Or, l’efficacité obtenue est-elle à la mesure d’une telle concentration ? Nous pouvons en douter : réformes lentes et inabouties (éducation, compétitivité, retraites, travail,…) ; choix stratégiques délétères (externalisations incessantes de services publics, finalement problématiques en termes de coûts économiques et sociaux) ; et surtout, incapacité à anticiper les enjeux forts – grand âge, fait migratoire, climat… Dans le même temps, rien n’est mis en place pour exercer un contrôle sur une telle concentration personnelle des prérogatives. Des rapports parlementaires et enquêtes journalistiques offrent quelques éclairages ; mais leur discussion dans le débat public reste limitée.
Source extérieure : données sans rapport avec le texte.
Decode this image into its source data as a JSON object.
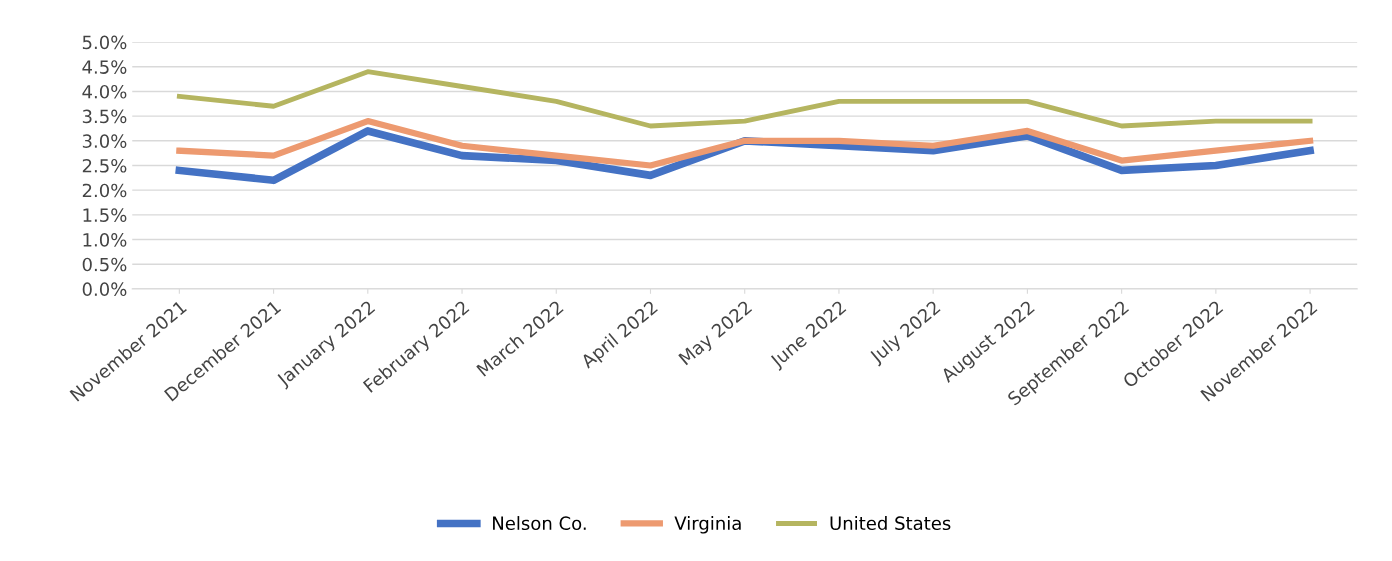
{
  "chart_data": {
    "type": "line",
    "categories": [
      "November 2021",
      "December 2021",
      "January 2022",
      "February 2022",
      "March 2022",
      "April 2022",
      "May 2022",
      "June 2022",
      "July 2022",
      "August 2022",
      "September 2022",
      "October 2022",
      "November 2022"
    ],
    "series": [
      {
        "name": "Nelson Co.",
        "color": "#4472c4",
        "values": [
          2.4,
          2.2,
          3.2,
          2.7,
          2.6,
          2.3,
          3.0,
          2.9,
          2.8,
          3.1,
          2.4,
          2.5,
          2.8
        ]
      },
      {
        "name": "Virginia",
        "color": "#ed9a70",
        "values": [
          2.8,
          2.7,
          3.4,
          2.9,
          2.7,
          2.5,
          3.0,
          3.0,
          2.9,
          3.2,
          2.6,
          2.8,
          3.0
        ]
      },
      {
        "name": "United States",
        "color": "#b5b560",
        "values": [
          3.9,
          3.7,
          4.4,
          4.1,
          3.8,
          3.3,
          3.4,
          3.8,
          3.8,
          3.8,
          3.3,
          3.4,
          3.4
        ]
      }
    ],
    "ylim": [
      0,
      5
    ],
    "yticks": [
      {
        "value": 0,
        "label": "0.0%"
      },
      {
        "value": 0.5,
        "label": "0.5%"
      },
      {
        "value": 1,
        "label": "1.0%"
      },
      {
        "value": 1.5,
        "label": "1.5%"
      },
      {
        "value": 2,
        "label": "2.0%"
      },
      {
        "value": 2.5,
        "label": "2.5%"
      },
      {
        "value": 3,
        "label": "3.0%"
      },
      {
        "value": 3.5,
        "label": "3.5%"
      },
      {
        "value": 4,
        "label": "4.0%"
      },
      {
        "value": 4.5,
        "label": "4.5%"
      },
      {
        "value": 5,
        "label": "5.0%"
      }
    ],
    "grid": "y",
    "legend": "bottom",
    "marker": "none",
    "line_style": "solid"
  }
}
Dans notre démocratie d’opinion, cet aspect est déterminant. Il faut probablement renforcer l’indépendance des médias et mieux garantir la sécurité offerte au travail journalistique. Les concentrations capitalistiques et les textes adoptés sur la fragilisation pénale des journalistes, font douter de la volonté de conforter le pluralisme. Il s’agit d’un problème. L’incapacité depuis 2000 à réviser la Constitution afin de garantir l’indépendance du Parquet en est un autre, qui nous singularise via à vis d’autres démocraties européennes. Remarquons cependant le progrès d’une meilleure protection du lanceur d’alerte.
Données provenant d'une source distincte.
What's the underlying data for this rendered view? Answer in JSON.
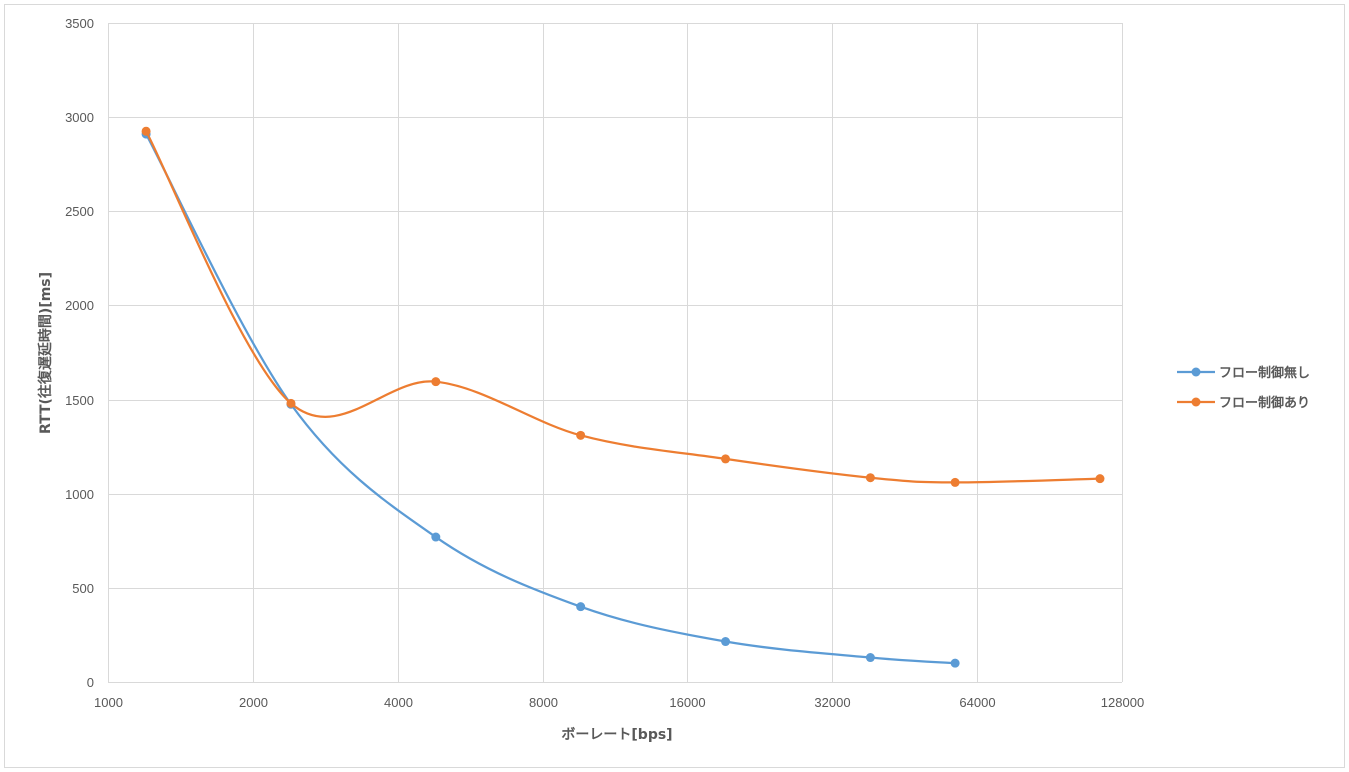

Politiquement, serait-il opportun d’obliger le chef de l’Etat dans le cadre d’un mandat de 6 ans à organiser un référendum entre la 4ème et la 5ème année ? Qu’elle soit d’initiative parlementaire ou présidentielle, une telle consultation conduirait-elle le président à davantage rendre des comptes ? Encourt-on le risque d’un vote forcément dégagiste et/ou populiste manifestant mécontentement et colère ? Il faut dans tous les cas affermir le contrôle parlementaire sur le gouvernement et imposer un droit de suite des rapports d’information et commissions d’enquêtes et aussi, refaire des députés en lien avec les citoyens, les fabricants de la loi. L’administration d’état n’est pas la clé unique de la réussite des politiques publiques. Nous devons abandonner sa sacralisation, et rouvrir le jeu de la négociation collective.
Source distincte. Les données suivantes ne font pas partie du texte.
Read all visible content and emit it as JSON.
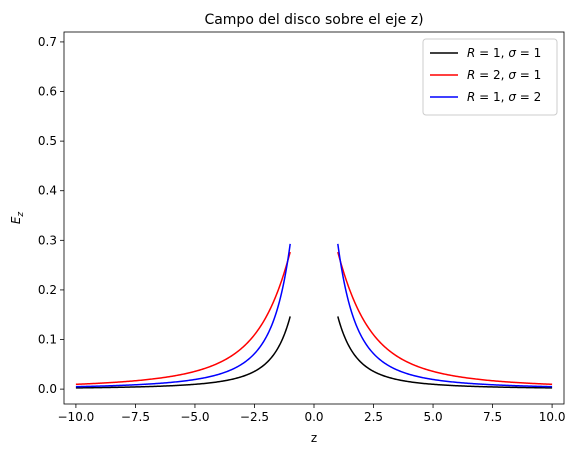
{
  "chart_data": {
    "type": "line",
    "title": "Campo del disco sobre el eje z)",
    "xlabel": "z",
    "ylabel": "E_z",
    "ylabel_main": "E",
    "ylabel_sub": "z",
    "xlim": [
      -10.5,
      10.5
    ],
    "ylim": [
      -0.03,
      0.72
    ],
    "xticks": [
      -10.0,
      -7.5,
      -5.0,
      -2.5,
      0.0,
      2.5,
      5.0,
      7.5,
      10.0
    ],
    "xtick_labels": [
      "−10.0",
      "−7.5",
      "−5.0",
      "−2.5",
      "0.0",
      "2.5",
      "5.0",
      "7.5",
      "10.0"
    ],
    "yticks": [
      0.0,
      0.1,
      0.2,
      0.3,
      0.4,
      0.5,
      0.6,
      0.7
    ],
    "ytick_labels": [
      "0.0",
      "0.1",
      "0.2",
      "0.3",
      "0.4",
      "0.5",
      "0.6",
      "0.7"
    ],
    "grid": false,
    "legend_position": "top-right",
    "x_range_left": [
      -10,
      -1
    ],
    "x_range_right": [
      1,
      10
    ],
    "series": [
      {
        "name": "R = 1, σ = 1",
        "legend_r": "1",
        "legend_s": "1",
        "R": 1,
        "sigma": 1,
        "color": "#000000"
      },
      {
        "name": "R = 2, σ = 1",
        "legend_r": "2",
        "legend_s": "1",
        "R": 2,
        "sigma": 1,
        "color": "#ff0000"
      },
      {
        "name": "R = 1, σ = 2",
        "legend_r": "1",
        "legend_s": "2",
        "R": 1,
        "sigma": 2,
        "color": "#0000ff"
      }
    ]
  }
}
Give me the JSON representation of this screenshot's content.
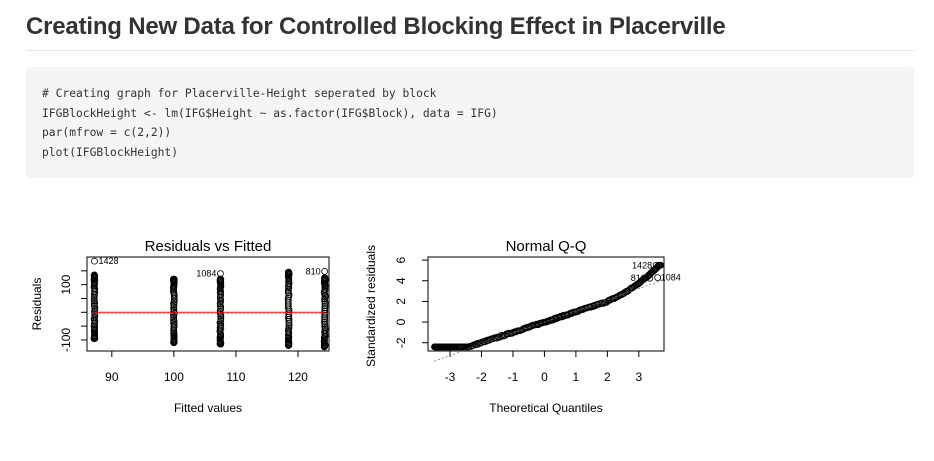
{
  "page": {
    "title": "Creating New Data for Controlled Blocking Effect in Placerville"
  },
  "code": {
    "lines": [
      "# Creating graph for Placerville-Height seperated by block",
      "IFGBlockHeight <- lm(IFG$Height ~ as.factor(IFG$Block), data = IFG)",
      "par(mfrow = c(2,2))",
      "plot(IFGBlockHeight)"
    ]
  },
  "colors": {
    "code_background": "#f5f5f5",
    "fit_line": "#ff0000",
    "points": "#000000"
  },
  "chart_data": [
    {
      "type": "scatter",
      "title": "Residuals vs Fitted",
      "xlabel": "Fitted values",
      "ylabel": "Residuals",
      "xlim": [
        86,
        125
      ],
      "ylim": [
        -140,
        200
      ],
      "xticks": [
        "90",
        "100",
        "110",
        "120"
      ],
      "yticks": [
        "-100",
        "100"
      ],
      "groups": [
        {
          "x": 87.2,
          "min": -95,
          "max": 135
        },
        {
          "x": 100.0,
          "min": -110,
          "max": 120
        },
        {
          "x": 107.5,
          "min": -115,
          "max": 120
        },
        {
          "x": 118.5,
          "min": -120,
          "max": 145
        },
        {
          "x": 124.3,
          "min": -125,
          "max": 125
        }
      ],
      "fit_line": {
        "y": 0
      },
      "annotations": [
        {
          "label": "1428",
          "x": 87.2,
          "y": 185
        },
        {
          "label": "1084",
          "x": 107.5,
          "y": 140
        },
        {
          "label": "810",
          "x": 124.3,
          "y": 148
        }
      ]
    },
    {
      "type": "scatter",
      "title": "Normal Q-Q",
      "xlabel": "Theoretical Quantiles",
      "ylabel": "Standardized residuals",
      "xlim": [
        -3.7,
        3.8
      ],
      "ylim": [
        -2.8,
        6.3
      ],
      "xticks": [
        "-3",
        "-2",
        "-1",
        "0",
        "1",
        "2",
        "3"
      ],
      "yticks": [
        "-2",
        "0",
        "2",
        "4",
        "6"
      ],
      "reference_line": {
        "intercept": 0,
        "slope": 1.08
      },
      "points_range": {
        "x": [
          -3.5,
          3.7
        ],
        "y": [
          -2.4,
          5.5
        ]
      },
      "annotations": [
        {
          "label": "1428",
          "x": 3.55,
          "y": 5.5
        },
        {
          "label": "1084",
          "x": 3.6,
          "y": 4.3
        },
        {
          "label": "810",
          "x": 3.35,
          "y": 4.25
        }
      ]
    }
  ]
}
Souvent assimiler à tort à la doctrine néo-libérale, le terme de gouvernance induit une telle pratique plus ouverte de la construction de l’action publique. Sans doute, en décentralisant davantage, en érigeant des pouvoirs régionaux plus autonomes et responsables, et des intercommunalités plus démocratiques, parviendrait-on à redonner du souffle à la légitimité politique et de proche en proche, à l’attachement républicain. Car la proximité reste la base de la confiance. 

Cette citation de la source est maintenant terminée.